DIE, MY LOVE | A DESFUNCIONALIDADE E DOR FEMININA
- raianecfferreira

- 8 de jan.
- 3 min de leitura

“Die My Love” é uma faca no estômago, carregada de desesperança e intensidade. Neste novo filme de Lynne Ramsay — já conhecida por explorar temáticas densas e personagens complexos — temos a adaptação do livro homônimo de Ariana Harwicz, que apresenta uma história difícil de acompanhar. Acompanhamos o casal Grace (Jennifer Lawrence) e Jackson (Robert Pattinson), que acaba de se mudar para uma casa no campo, onde pretendem construir sua família. No entanto, essa nova realidade impõe desafios que vão além daquilo que ambos conseguem lidar.
Ramsay constrói um filme eletrizante por meio de artifícios da linguagem cinematográfica, como a câmera nervosa, a montagem ágil e a sonoplastia que enfatiza ruídos insistentes, como o choro do bebê e o latido constante do cachorro. Esses elementos contribuem para colocar o espectador no mesmo lugar desconfortável em que Grace se encontra. A história não é apenas contada, mas sentida. Não é confortável assistir à autodestruição de uma mulher, motivada por sua insatisfação com a própria realidade e pela incompreensão daqueles ao seu redor.
O filme carrega uma força que molda toda a sua forma fílmica. Os movimentos de câmera, a montagem rápida, os flashbacks e a trilha sonora envolvem o espectador, trazendo nuances de suspense que nos fazem temer pela vida de Grace e de quem está à sua volta, além de um humor sombrio gerado pela imprevisibilidade da protagonista. O toque fantástico e onírico também se faz presente e agrega outra camada à obra, conferindo um aspecto quase sobrenatural à condição daquela mulher, como se ela não pertencesse àquele lugar.
A narrativa discute a condição feminina, seja pela depressão pós-parto, pela crise no relacionamento ou pelas limitações que a sociedade impõe às mulheres que se tornam mães. Grace é uma mulher intensa: deseja viver e sentir tudo de forma absoluta. Ela não quer ser confinada ao papel de mãe e dona de casa, que a restringe enquanto mulher e enquanto sujeito livre. Contudo, para o patriarcado, mulheres livres e ferozes incomodam.

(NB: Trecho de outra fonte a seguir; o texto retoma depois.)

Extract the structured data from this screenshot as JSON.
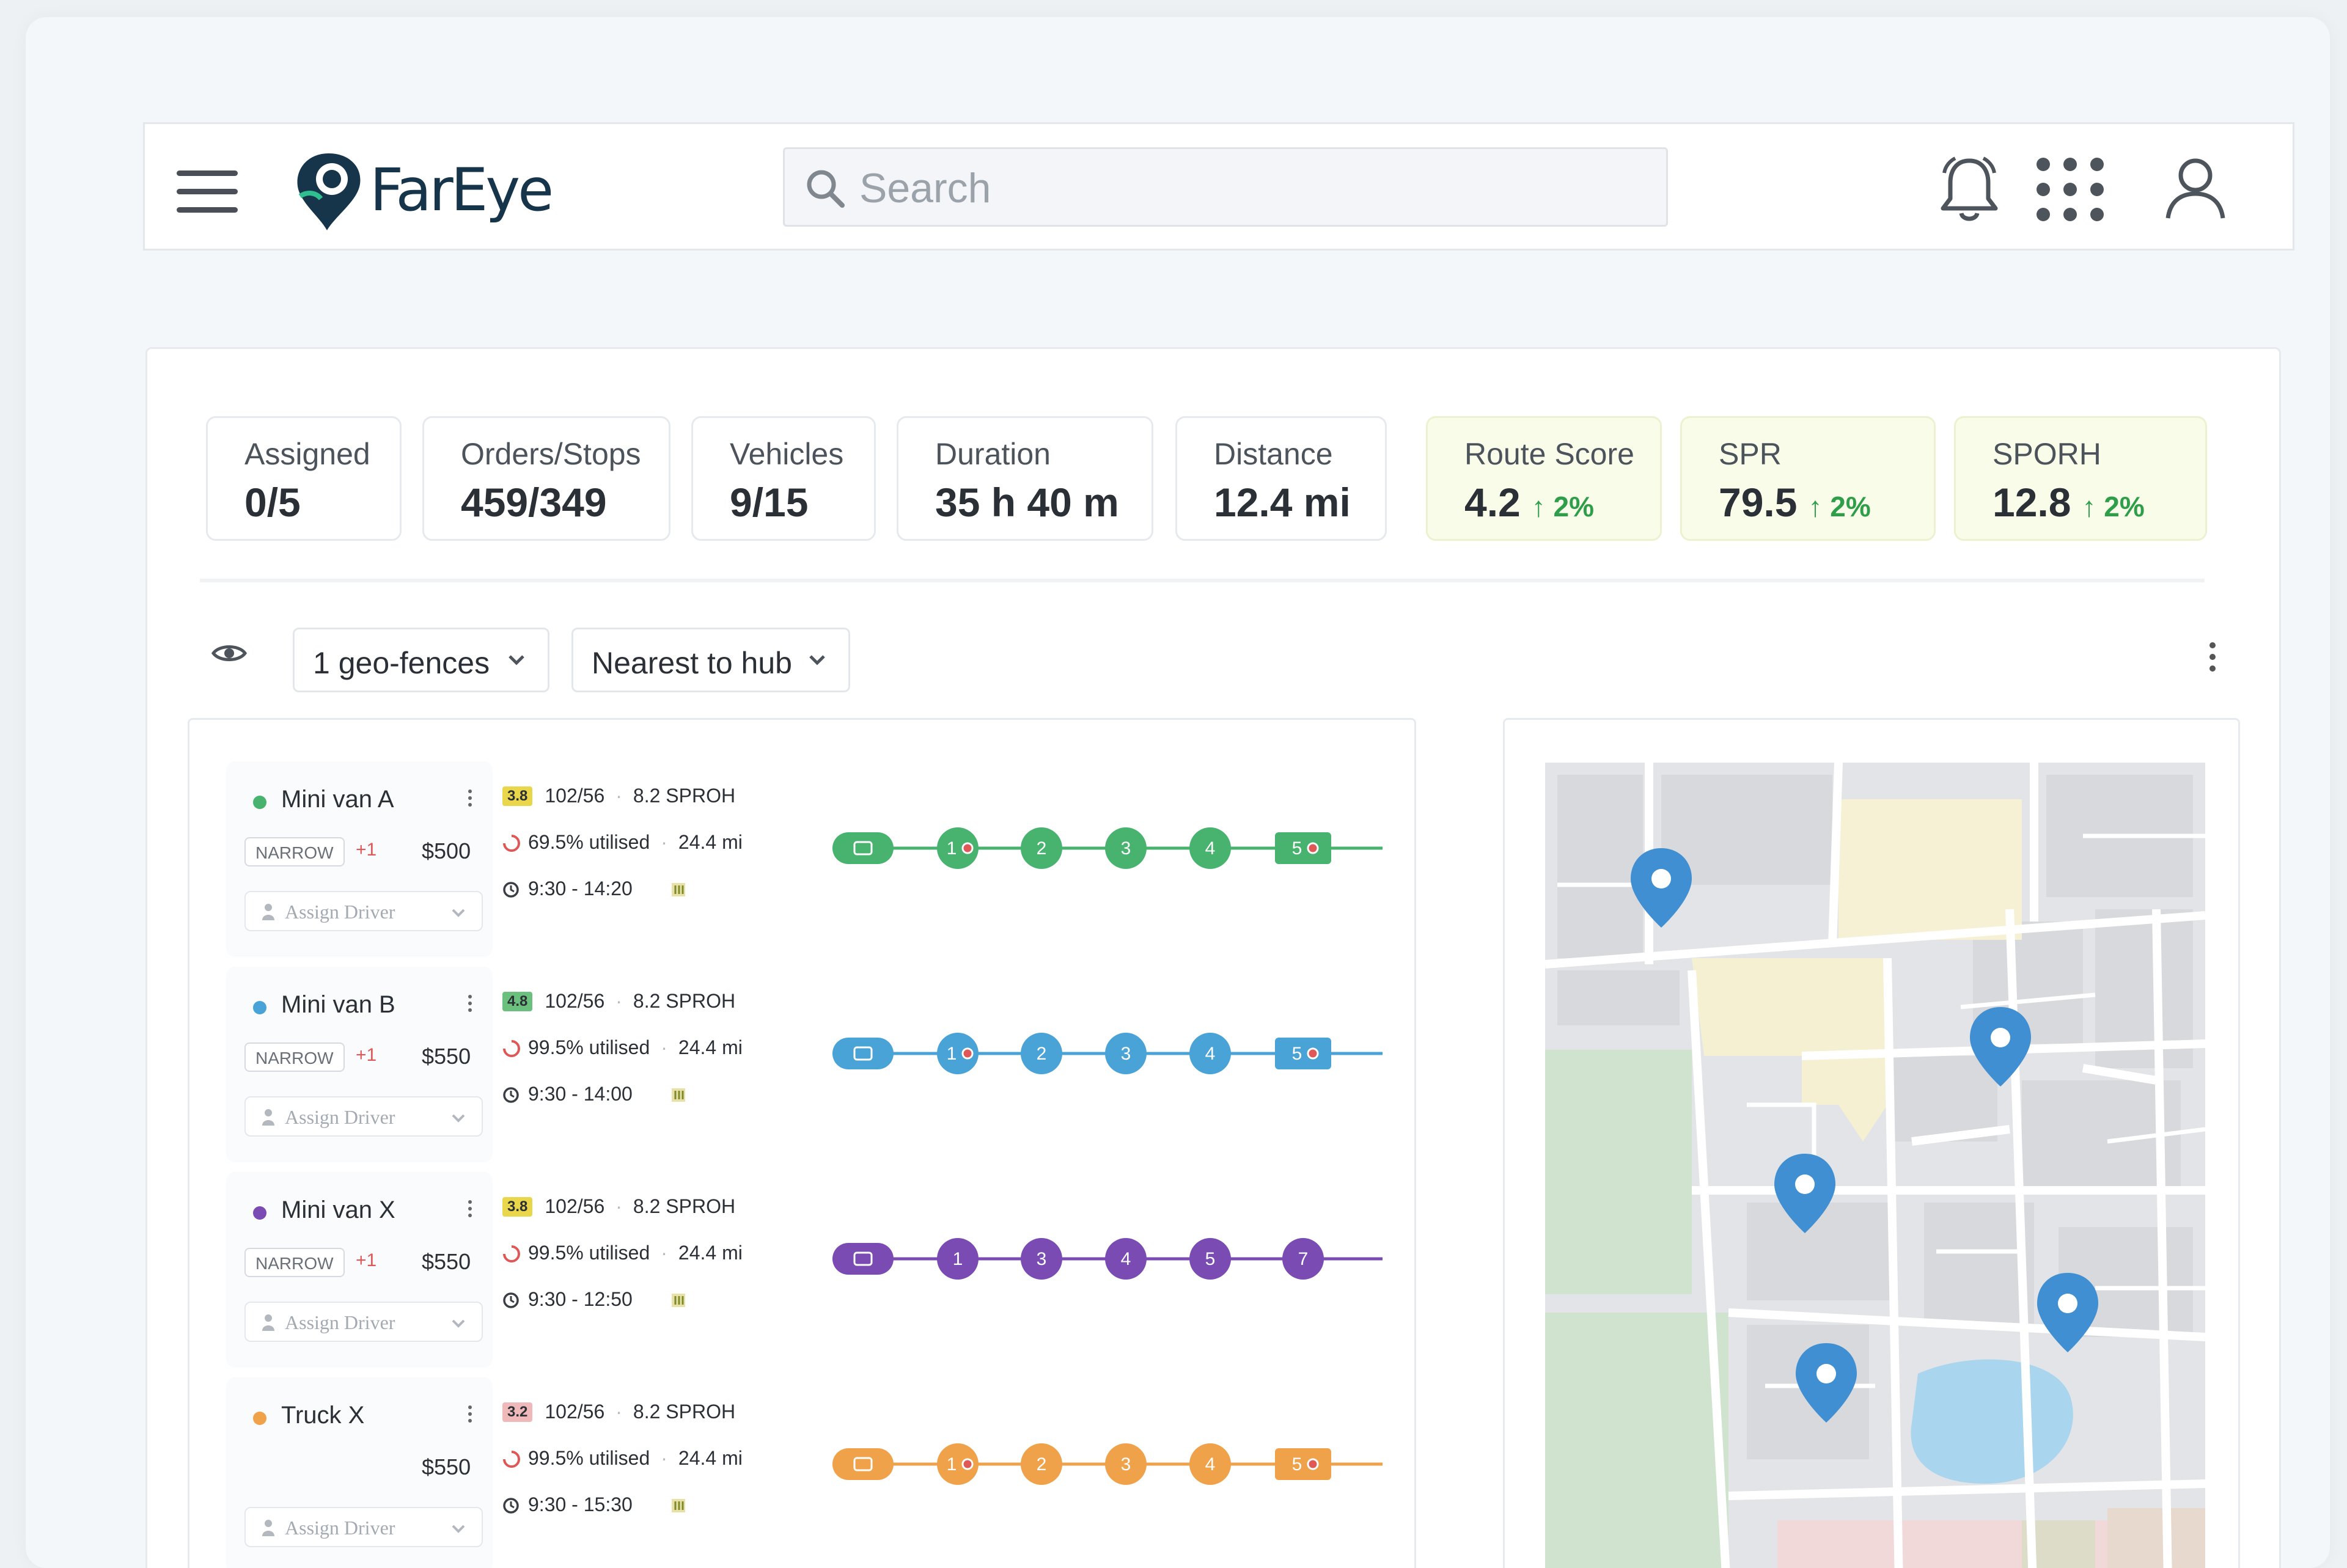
{
  "app": {
    "logo_text": "FarEye",
    "colors": {
      "brand": "#16354a",
      "accent_green": "#2e9e4a"
    }
  },
  "header": {
    "search_placeholder": "Search",
    "icons": [
      "menu-icon",
      "bell-icon",
      "apps-grid-icon",
      "user-icon"
    ]
  },
  "stats": [
    {
      "label": "Assigned",
      "value": "0/5"
    },
    {
      "label": "Orders/Stops",
      "value": "459/349"
    },
    {
      "label": "Vehicles",
      "value": "9/15"
    },
    {
      "label": "Duration",
      "value": "35 h 40 m"
    },
    {
      "label": "Distance",
      "value": "12.4 mi"
    },
    {
      "label": "Route Score",
      "value": "4.2",
      "delta": "2%"
    },
    {
      "label": "SPR",
      "value": "79.5",
      "delta": "2%"
    },
    {
      "label": "SPORH",
      "value": "12.8",
      "delta": "2%"
    }
  ],
  "toolbar": {
    "geofence_label": "1 geo-fences",
    "sort_label": "Nearest to hub"
  },
  "vehicles": [
    {
      "name": "Mini van A",
      "color": "#47b36f",
      "type": "NARROW",
      "extra": "+1",
      "price": "$500",
      "assign_label": "Assign Driver",
      "score": "3.8",
      "score_color": "#e9d64a",
      "orders": "102/56",
      "sproh": "8.2 SPROH",
      "utilised": "69.5% utilised",
      "distance": "24.4 mi",
      "time": "9:30 - 14:20",
      "stops": [
        "",
        "1",
        "2",
        "3",
        "4",
        "5"
      ]
    },
    {
      "name": "Mini van B",
      "color": "#4aa3d6",
      "type": "NARROW",
      "extra": "+1",
      "price": "$550",
      "assign_label": "Assign Driver",
      "score": "4.8",
      "score_color": "#6bc07d",
      "orders": "102/56",
      "sproh": "8.2 SPROH",
      "utilised": "99.5% utilised",
      "distance": "24.4 mi",
      "time": "9:30 - 14:00",
      "stops": [
        "",
        "1",
        "2",
        "3",
        "4",
        "5"
      ]
    },
    {
      "name": "Mini van X",
      "color": "#7a4bb3",
      "type": "NARROW",
      "extra": "+1",
      "price": "$550",
      "assign_label": "Assign Driver",
      "score": "3.8",
      "score_color": "#e9d64a",
      "orders": "102/56",
      "sproh": "8.2 SPROH",
      "utilised": "99.5% utilised",
      "distance": "24.4 mi",
      "time": "9:30 - 12:50",
      "stops": [
        "",
        "1",
        "3",
        "4",
        "5",
        "7"
      ]
    },
    {
      "name": "Truck X",
      "color": "#f0a24a",
      "type": "",
      "extra": "",
      "price": "$550",
      "assign_label": "Assign Driver",
      "score": "3.2",
      "score_color": "#f0b9b9",
      "orders": "102/56",
      "sproh": "8.2 SPROH",
      "utilised": "99.5% utilised",
      "distance": "24.4 mi",
      "time": "9:30 - 15:30",
      "stops": [
        "",
        "1",
        "2",
        "3",
        "4",
        "5"
      ]
    }
  ]
}
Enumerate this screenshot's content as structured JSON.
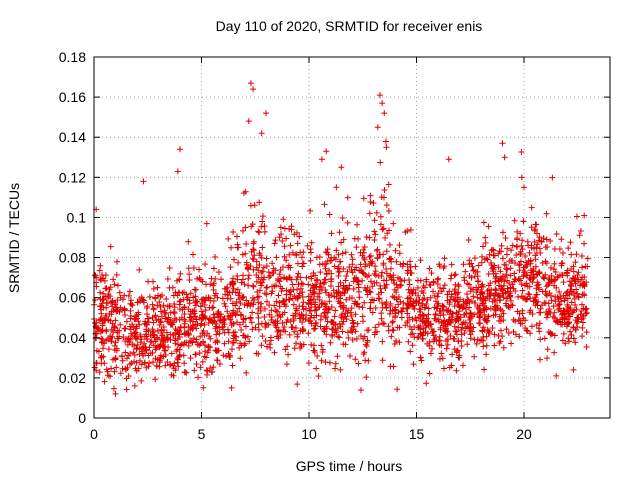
{
  "chart_data": {
    "type": "scatter",
    "title": "Day 110 of 2020, SRMTID for receiver enis",
    "xlabel": "GPS time / hours",
    "ylabel": "SRMTID / TECUs",
    "xlim": [
      0,
      24
    ],
    "ylim": [
      0,
      0.18
    ],
    "xticks": [
      "0",
      "5",
      "10",
      "15",
      "20"
    ],
    "xtick_values": [
      0,
      5,
      10,
      15,
      20
    ],
    "yticks": [
      "0",
      "0.02",
      "0.04",
      "0.06",
      "0.08",
      "0.1",
      "0.12",
      "0.14",
      "0.16",
      "0.18"
    ],
    "ytick_values": [
      0,
      0.02,
      0.04,
      0.06,
      0.08,
      0.1,
      0.12,
      0.14,
      0.16,
      0.18
    ],
    "grid": true,
    "marker": "+",
    "color": "#e00000",
    "x_data_range": [
      0,
      23
    ],
    "series": [
      {
        "name": "SRMTID",
        "envelope_hours": [
          0,
          1,
          2,
          3,
          4,
          5,
          6,
          7,
          7.5,
          8,
          9,
          10,
          11,
          12,
          13,
          13.5,
          14,
          15,
          16,
          17,
          18,
          19,
          20,
          21,
          22,
          23
        ],
        "typical_level": [
          0.05,
          0.045,
          0.04,
          0.042,
          0.045,
          0.045,
          0.05,
          0.06,
          0.065,
          0.06,
          0.062,
          0.055,
          0.058,
          0.06,
          0.065,
          0.07,
          0.06,
          0.055,
          0.05,
          0.052,
          0.058,
          0.06,
          0.07,
          0.06,
          0.055,
          0.065
        ],
        "spread": [
          0.02,
          0.02,
          0.018,
          0.018,
          0.02,
          0.02,
          0.02,
          0.025,
          0.03,
          0.025,
          0.022,
          0.022,
          0.025,
          0.025,
          0.03,
          0.035,
          0.025,
          0.022,
          0.02,
          0.02,
          0.022,
          0.022,
          0.022,
          0.025,
          0.02,
          0.02
        ],
        "peaks": [
          {
            "x": 0.1,
            "y": 0.104
          },
          {
            "x": 2.3,
            "y": 0.118
          },
          {
            "x": 4.0,
            "y": 0.134
          },
          {
            "x": 3.9,
            "y": 0.123
          },
          {
            "x": 7.3,
            "y": 0.167
          },
          {
            "x": 7.4,
            "y": 0.164
          },
          {
            "x": 7.2,
            "y": 0.148
          },
          {
            "x": 8.0,
            "y": 0.152
          },
          {
            "x": 7.8,
            "y": 0.142
          },
          {
            "x": 10.8,
            "y": 0.133
          },
          {
            "x": 10.6,
            "y": 0.129
          },
          {
            "x": 11.5,
            "y": 0.125
          },
          {
            "x": 13.3,
            "y": 0.161
          },
          {
            "x": 13.4,
            "y": 0.157
          },
          {
            "x": 13.5,
            "y": 0.152
          },
          {
            "x": 13.2,
            "y": 0.145
          },
          {
            "x": 13.6,
            "y": 0.135
          },
          {
            "x": 16.5,
            "y": 0.129
          },
          {
            "x": 19.0,
            "y": 0.137
          },
          {
            "x": 19.1,
            "y": 0.13
          },
          {
            "x": 19.9,
            "y": 0.12
          },
          {
            "x": 20.0,
            "y": 0.115
          },
          {
            "x": 22.8,
            "y": 0.101
          },
          {
            "x": 1.0,
            "y": 0.012
          },
          {
            "x": 1.9,
            "y": 0.016
          },
          {
            "x": 6.4,
            "y": 0.015
          },
          {
            "x": 21.5,
            "y": 0.021
          },
          {
            "x": 22.3,
            "y": 0.024
          }
        ]
      }
    ]
  }
}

Não é difícil imaginar que a personagem de Jennifer Lawrence tenha provocado incômodo em parte do público masculino e da crítica, justamente por sua postura disfuncional dentro dessa engrenagem que é a instituição familiar.

É possível lembrar de outros filmes que abordam a depressão pós-parto e a complexidade da maternidade, como O Estranho em Mim (2010), Tully (2018) e Canina (2024), todos centrados em protagonistas que vivenciam essa condição, mas que caminham em direção a algum tipo de reconexão consigo mesmas. Die My Love, porém, segue por outro caminho: carrega uma desesperança incrustada, que se torna ainda mais evidente em seu desfecho.
Apesar da temática, Ramsay parece mais interessada em explorar a condição da protagonista de forma visceral do que em explicar as motivações de suas atitudes. E tudo bem. O problema é que o filme se encerra de maneira abrupta, quase como se não soubesse como concluir o ciclo autodestrutivo e exaustivo de Grace, o que torna o longa difícil de acompanhar. Ao menos para mim, enquanto mulher, é doloroso assistir à destruição de uma mulher que sofre sem qualquer horizonte de compreensão de si mesma ou daqueles que a cercam.
O filme chama atenção pela performance de Jennifer Lawrence e pela sua estética, mas deixa a desejar no desenvolvimento narrativo, apostando excessivamente na desesperança. Ao final, Die My Love é um filme intenso — pela temática, pela postura de seus personagens e por sua forma fílmica. Ele impacta mais do que explica, sugere mais do que revela e explora seu tema de maneira visceral, valendo-se de toda a técnica e criatividade que o cinema pode oferecer.